The NCCM is now working with May to see that he better serves Muslim communities.
May's review is problematic because it's based on stereotypes of Islam that most — if not all — Muslims do not hold, and it is based on an understanding of Islam that is incorrect, Omar said.
The council approached May and members of the Alberta government, and work is ongoing to rectify the situation with community members, he said.
"A true apology must be a commitment to ongoing action and a true commitment to making amends," Omar said. "We will let the community be the arbitrator of his good faith efforts and sincerity."
CBC News requested an interview with May. The commission responded, saying its policy mandate prevents a chief from giving media interviews in order to maintain neutrality, given the nature of the position, but passed along a statement from May issued last week.
"I do not believe or accept the characterization of Islam as a militant religion or movement, especially in light of important recent and diverse scholarship that is working to overcome misconceptions regarding Muslim history and philosophy," May said in the statement.
"I specifically want to affirm that Muslim Albertans are entitled to the full and equal respect accorded all our communities."

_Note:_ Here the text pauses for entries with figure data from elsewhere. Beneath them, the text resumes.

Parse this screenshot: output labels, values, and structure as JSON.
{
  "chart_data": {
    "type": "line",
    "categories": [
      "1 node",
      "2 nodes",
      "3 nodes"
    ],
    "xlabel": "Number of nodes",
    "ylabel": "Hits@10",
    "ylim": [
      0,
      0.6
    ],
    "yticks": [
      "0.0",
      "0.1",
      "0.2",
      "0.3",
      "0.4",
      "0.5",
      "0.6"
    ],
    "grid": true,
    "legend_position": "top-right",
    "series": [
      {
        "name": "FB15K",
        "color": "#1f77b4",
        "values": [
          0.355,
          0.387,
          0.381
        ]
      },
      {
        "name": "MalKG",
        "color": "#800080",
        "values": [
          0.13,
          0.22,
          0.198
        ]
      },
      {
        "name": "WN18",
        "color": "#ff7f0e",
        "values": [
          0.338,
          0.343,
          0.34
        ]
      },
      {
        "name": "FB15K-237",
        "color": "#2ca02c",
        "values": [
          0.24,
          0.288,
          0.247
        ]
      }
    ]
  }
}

The commission, in a separate statement, said it is independent from the provincial government and commits to upholding the Alberta Human Rights Act.
"We have a long history working with Islamic organizations and the Muslim community, and will continue our efforts to enhance those relationships going forward," the commission said.
'Not a position to get on-job training'
Opposition NDP justice critic Irfan Sabir has called for May's resignation, saying Albertans would be better served by someone who is educated and connected with Muslim communities.
"The Alberta Human Rights Commission should not be a position for him to get on-job training," Sabir said.
"That position should be filled by a person who understands the diversity of this province, who understands what challenges BIPOC communities, Indigenous communities face."
Sabir is also calling out May for only addressing the review now, 13 years after he wrote it — and just as he takes up his role as chief.
"He'd been on this commission for a while ... had he evolved his views, he should have come forward," he said.
He added that this situation casts further doubt on the the provincial government's vetting process, as well as the United Conservative Party's commitment to tackling racism, particularly because of the lack of major action regarding 48 recommendations from the Alberta anti-racism advisory council released last year.
The Alberta government is scheduled to share details of an action plan to combat racism in the province next week.
The Alberta Human Rights Commission should not be a position for [May] to get on-job training.- Irfan Sabir, Opposition NDP justice critic
The office of the Minister of Justice and Solicitor General handled the vetting process for May.
CBC News requested an interview with Tyler Shandro, Alberta's justice minister and solicitor general. Shandro's press secretary provided a statement.
"Alberta's government does not agree with the characterization of Islam or the position expressed in the book review written in 2009," the statement said.
The justice ministry accepted May's statement, and the government "will continue to hold the commission to their mandate of fostering equality and reducing discrimination in our province," it added.